Understanding compound inequalities is crucial, as they allow you to express a range of values that satisfy the inequality, instead of a single number.

The real number line is a visual tool used in mathematics to represent continuous real number values. It extends infinitely in both directions, showing every possible real number sequentially from negative to positive infinity. In the context of inequalities, especially when dealing with solution sets, it becomes a useful means to visually depict where potential solutions lie. For the inequality \( 16 \leq x \leq 24\), the solution is graphed as follows:

• Position closed circles at 16 and 24 on the number line to signify that these endpoints are included in the solution set.
• Shade the section of the number line between these points to indicate that all numbers between 16 and 24 satisfy the inequality.

This approach not only provides a clear understanding of the range of solutions but also reinforces conceptual comprehension by merging visual and analytical reasoning.

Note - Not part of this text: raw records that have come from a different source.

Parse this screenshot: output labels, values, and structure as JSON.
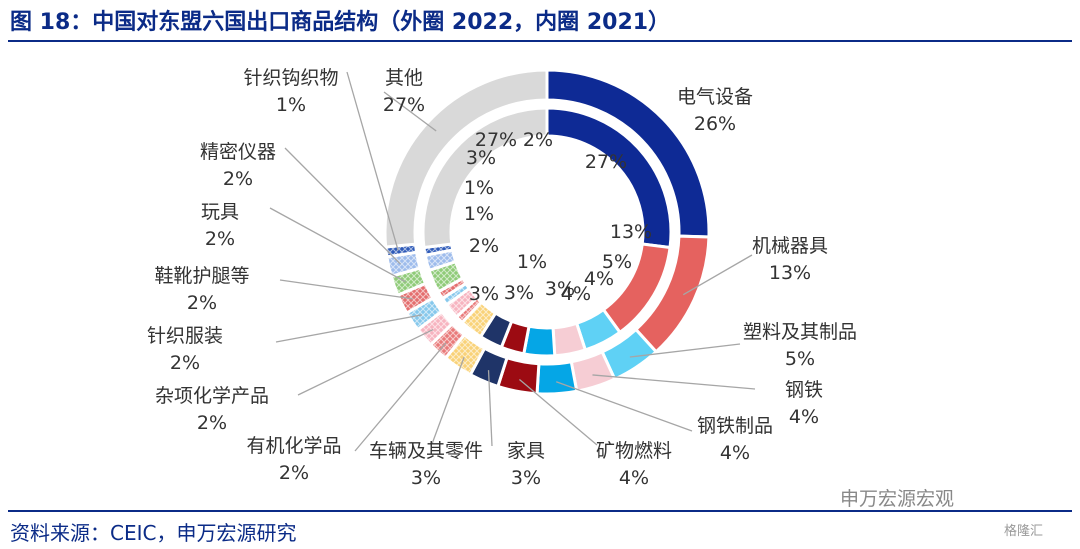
{
  "header": {
    "title": "图 18：中国对东盟六国出口商品结构（外圈 2022，内圈 2021）"
  },
  "footer": {
    "source": "资料来源：CEIC，申万宏源研究"
  },
  "watermark": {
    "text": "申万宏源宏观",
    "corner": "格隆汇"
  },
  "chart_data": {
    "type": "donut",
    "title": "图 18：中国对东盟六国出口商品结构（外圈 2022，内圈 2021）",
    "categories": [
      "电气设备",
      "机械器具",
      "塑料及其制品",
      "钢铁",
      "钢铁制品",
      "矿物燃料",
      "家具",
      "车辆及其零件",
      "有机化学品",
      "杂项化学产品",
      "针织服装",
      "鞋靴护腿等",
      "玩具",
      "精密仪器",
      "针织钩织物",
      "其他"
    ],
    "colors": [
      "#0e2a95",
      "#e5625f",
      "#5fd1f5",
      "#f6cdd4",
      "#05a6e6",
      "#9c0b12",
      "#1f3468",
      "#f9d278",
      "#e97a7a",
      "#f7b4c0",
      "#86c8ec",
      "#e46e6e",
      "#8fcb78",
      "#9ebcec",
      "#2e5ab8",
      "#d9d9d9"
    ],
    "series": [
      {
        "name": "2022",
        "ring": "outer",
        "values": [
          26,
          13,
          5,
          4,
          4,
          4,
          3,
          3,
          2,
          2,
          2,
          2,
          2,
          2,
          1,
          27
        ],
        "labels": [
          "26%",
          "13%",
          "5%",
          "4%",
          "4%",
          "4%",
          "3%",
          "3%",
          "2%",
          "2%",
          "2%",
          "2%",
          "2%",
          "2%",
          "1%",
          "27%"
        ]
      },
      {
        "name": "2021",
        "ring": "inner",
        "values": [
          27,
          13,
          5,
          4,
          4,
          3,
          3,
          3,
          1,
          2,
          1,
          1,
          3,
          2,
          1,
          27
        ],
        "labels": [
          "27%",
          "13%",
          "5%",
          "4%",
          "4%",
          "3%",
          "3%",
          "3%",
          "1%",
          "2%",
          "1%",
          "1%",
          "3%",
          "2%",
          "1%",
          "27%"
        ]
      }
    ],
    "legend": "none",
    "labeling": "outer ring labelled outside with leader lines; inner ring percentages inside"
  }
}
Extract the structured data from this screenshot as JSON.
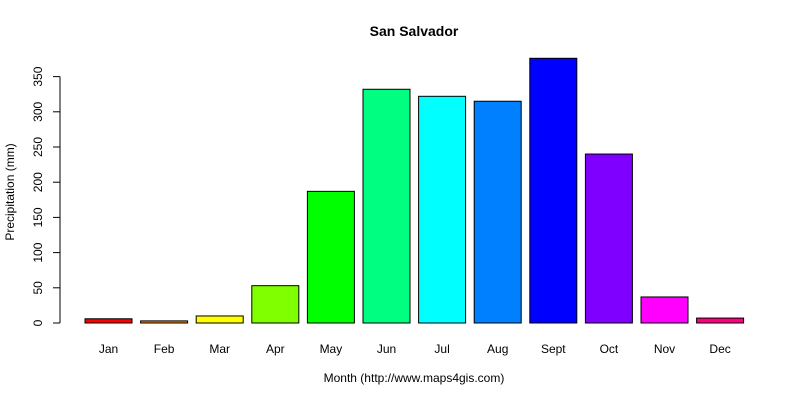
{
  "chart_data": {
    "type": "bar",
    "title": "San Salvador",
    "xlabel": "Month (http://www.maps4gis.com)",
    "ylabel": "Precipitation (mm)",
    "ylim": [
      0,
      375
    ],
    "yticks": [
      0,
      50,
      100,
      150,
      200,
      250,
      300,
      350
    ],
    "categories": [
      "Jan",
      "Feb",
      "Mar",
      "Apr",
      "May",
      "Jun",
      "Jul",
      "Aug",
      "Sept",
      "Oct",
      "Nov",
      "Dec"
    ],
    "values": [
      6,
      3,
      10,
      53,
      187,
      332,
      322,
      315,
      376,
      240,
      37,
      7
    ],
    "colors": [
      "#FF0000",
      "#FF8000",
      "#FFFF00",
      "#80FF00",
      "#00FF00",
      "#00FF80",
      "#00FFFF",
      "#0080FF",
      "#0000FF",
      "#8000FF",
      "#FF00FF",
      "#FF0080"
    ]
  }
}
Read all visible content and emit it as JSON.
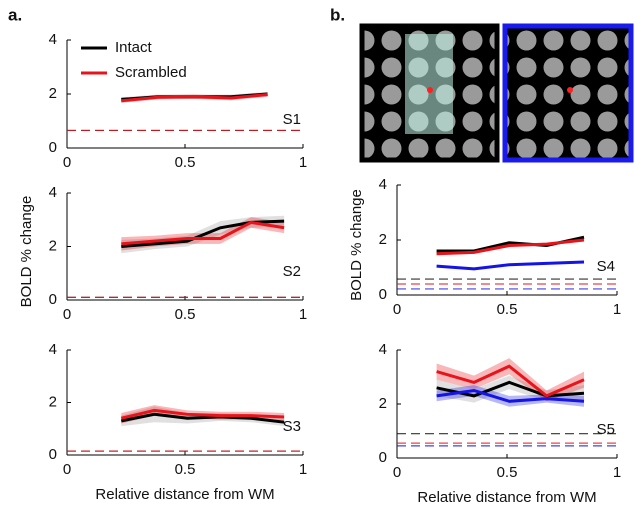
{
  "panel_labels": [
    "a.",
    "b."
  ],
  "chart_data": [
    {
      "type": "line",
      "label": "S1",
      "legend": "upper left",
      "x": [
        0.23,
        0.385,
        0.54,
        0.695,
        0.85
      ],
      "series": [
        {
          "name": "Intact",
          "color": "#000000",
          "values": [
            1.8,
            1.9,
            1.9,
            1.9,
            2.0
          ],
          "errors": [
            0.08,
            0.08,
            0.08,
            0.08,
            0.08
          ]
        },
        {
          "name": "Scrambled",
          "color": "#e8141b",
          "values": [
            1.75,
            1.88,
            1.9,
            1.85,
            1.98
          ],
          "errors": [
            0.08,
            0.08,
            0.08,
            0.08,
            0.08
          ]
        }
      ],
      "baselines": [
        {
          "color": "#000000",
          "value": 0.65
        },
        {
          "color": "#e8141b",
          "value": 0.65
        }
      ],
      "xlim": [
        0,
        1
      ],
      "ylim": [
        0,
        4
      ],
      "xticks": [
        0,
        0.5,
        1
      ],
      "yticks": [
        0,
        2,
        4
      ]
    },
    {
      "type": "line",
      "label": "S2",
      "y_label": "BOLD % change",
      "x": [
        0.23,
        0.37,
        0.51,
        0.65,
        0.78,
        0.92
      ],
      "series": [
        {
          "name": "Intact",
          "color": "#000000",
          "values": [
            2.0,
            2.1,
            2.2,
            2.7,
            2.9,
            2.95
          ],
          "errors": [
            0.25,
            0.2,
            0.2,
            0.25,
            0.2,
            0.2
          ]
        },
        {
          "name": "Scrambled",
          "color": "#e8141b",
          "values": [
            2.1,
            2.2,
            2.3,
            2.3,
            2.9,
            2.7
          ],
          "errors": [
            0.25,
            0.2,
            0.2,
            0.2,
            0.2,
            0.2
          ]
        }
      ],
      "baselines": [
        {
          "color": "#000000",
          "value": 0.1
        },
        {
          "color": "#e8141b",
          "value": 0.1
        }
      ],
      "xlim": [
        0,
        1
      ],
      "ylim": [
        0,
        4
      ],
      "xticks": [
        0,
        0.5,
        1
      ],
      "yticks": [
        0,
        2,
        4
      ]
    },
    {
      "type": "line",
      "label": "S3",
      "x_label": "Relative distance from WM",
      "x": [
        0.23,
        0.37,
        0.51,
        0.65,
        0.78,
        0.92
      ],
      "series": [
        {
          "name": "Intact",
          "color": "#000000",
          "values": [
            1.3,
            1.55,
            1.4,
            1.45,
            1.4,
            1.25
          ],
          "errors": [
            0.2,
            0.3,
            0.2,
            0.15,
            0.15,
            0.15
          ]
        },
        {
          "name": "Scrambled",
          "color": "#e8141b",
          "values": [
            1.4,
            1.7,
            1.55,
            1.5,
            1.5,
            1.45
          ],
          "errors": [
            0.2,
            0.2,
            0.15,
            0.15,
            0.15,
            0.15
          ]
        }
      ],
      "baselines": [
        {
          "color": "#000000",
          "value": 0.15
        },
        {
          "color": "#e8141b",
          "value": 0.15
        }
      ],
      "xlim": [
        0,
        1
      ],
      "ylim": [
        0,
        4
      ],
      "xticks": [
        0,
        0.5,
        1
      ],
      "yticks": [
        0,
        2,
        4
      ]
    },
    {
      "type": "line",
      "label": "S4",
      "y_label": "BOLD % change",
      "x": [
        0.18,
        0.35,
        0.51,
        0.68,
        0.85
      ],
      "series": [
        {
          "name": "Intact",
          "color": "#000000",
          "values": [
            1.6,
            1.6,
            1.9,
            1.8,
            2.1
          ],
          "errors": [
            0.05,
            0.05,
            0.05,
            0.05,
            0.05
          ]
        },
        {
          "name": "Scrambled",
          "color": "#e8141b",
          "values": [
            1.5,
            1.55,
            1.8,
            1.85,
            2.0
          ],
          "errors": [
            0.05,
            0.05,
            0.05,
            0.05,
            0.05
          ]
        },
        {
          "color": "#1414e6",
          "values": [
            1.05,
            0.95,
            1.1,
            1.15,
            1.2
          ],
          "errors": [
            0.04,
            0.04,
            0.04,
            0.04,
            0.04
          ]
        }
      ],
      "baselines": [
        {
          "color": "#000000",
          "value": 0.58
        },
        {
          "color": "#e8141b",
          "value": 0.4
        },
        {
          "color": "#1414e6",
          "value": 0.22
        }
      ],
      "xlim": [
        0,
        1
      ],
      "ylim": [
        0,
        4
      ],
      "xticks": [
        0,
        0.5,
        1
      ],
      "yticks": [
        0,
        2,
        4
      ]
    },
    {
      "type": "line",
      "label": "S5",
      "x_label": "Relative distance from WM",
      "x": [
        0.18,
        0.35,
        0.51,
        0.68,
        0.85
      ],
      "series": [
        {
          "name": "Intact",
          "color": "#000000",
          "values": [
            2.6,
            2.3,
            2.8,
            2.3,
            2.4
          ],
          "errors": [
            0.3,
            0.25,
            0.25,
            0.2,
            0.3
          ]
        },
        {
          "name": "Scrambled",
          "color": "#e8141b",
          "values": [
            3.2,
            2.8,
            3.4,
            2.3,
            2.9
          ],
          "errors": [
            0.3,
            0.25,
            0.3,
            0.2,
            0.3
          ]
        },
        {
          "color": "#1414e6",
          "values": [
            2.3,
            2.5,
            2.1,
            2.2,
            2.1
          ],
          "errors": [
            0.2,
            0.2,
            0.2,
            0.15,
            0.2
          ]
        }
      ],
      "baselines": [
        {
          "color": "#000000",
          "value": 0.9
        },
        {
          "color": "#e8141b",
          "value": 0.55
        },
        {
          "color": "#1414e6",
          "value": 0.45
        }
      ],
      "xlim": [
        0,
        1
      ],
      "ylim": [
        0,
        4
      ],
      "xticks": [
        0,
        0.5,
        1
      ],
      "yticks": [
        0,
        2,
        4
      ]
    }
  ]
}
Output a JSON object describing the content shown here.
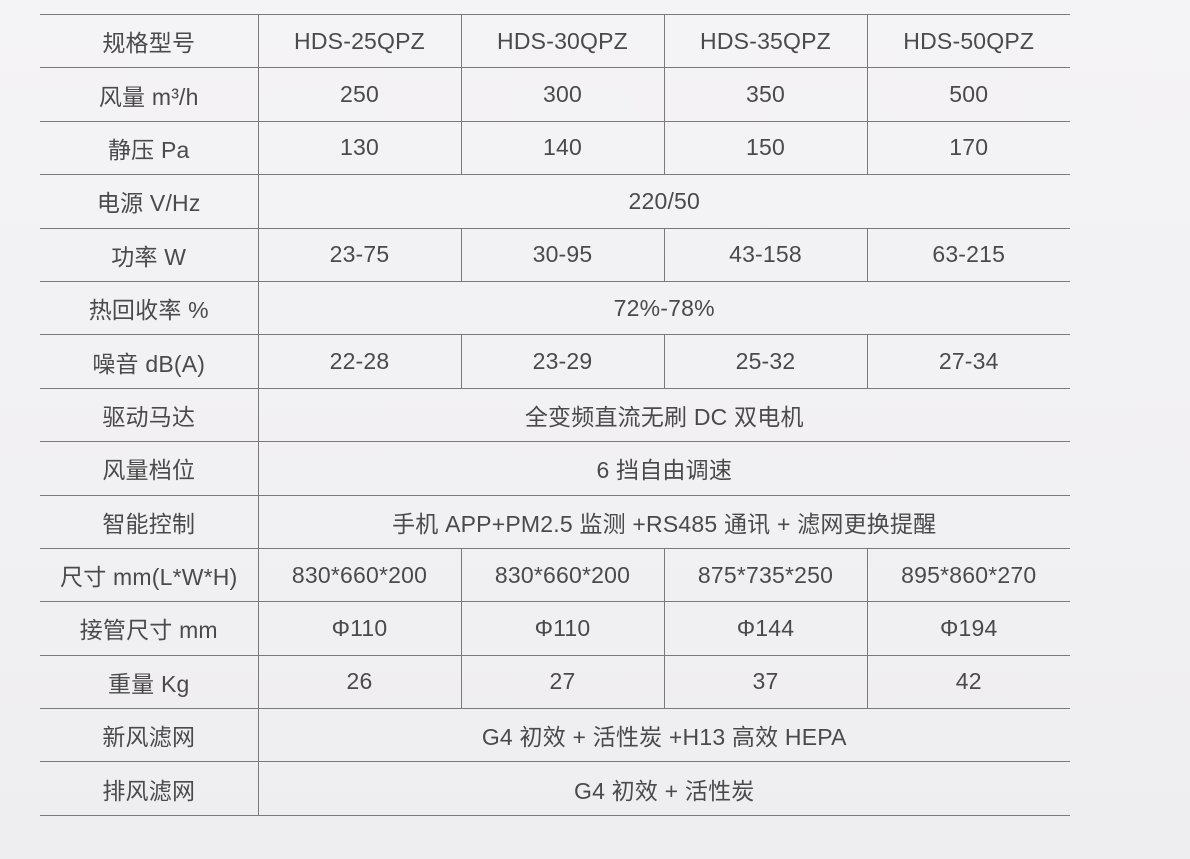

Solving inequalities involves determining the values of a variable that make the inequality true. Here's how we solved the exercise:

• We started with the compound inequality \(-4 \leq x - 20 \leq 4\), derived from the original absolute value inequality.
• To isolate "x," we added 20 to each part of the inequality, yielding \( 16 \leq x \leq 24 \).
• This means any value for "x" between 16 and 24, inclusive, will satisfy the initial inequality.

Key steps for solving inequalities include adding, subtracting, multiplying, or dividing each part of the inequality, similar to solving equations. However, it's important to remember that multiplying or dividing an inequality by a negative number reverses the inequality symbol. This particular rule does not apply to our exercise as we dealt only with positive numbers. By mastering these steps, you will be equipped to tackle more complex inequalities confidently.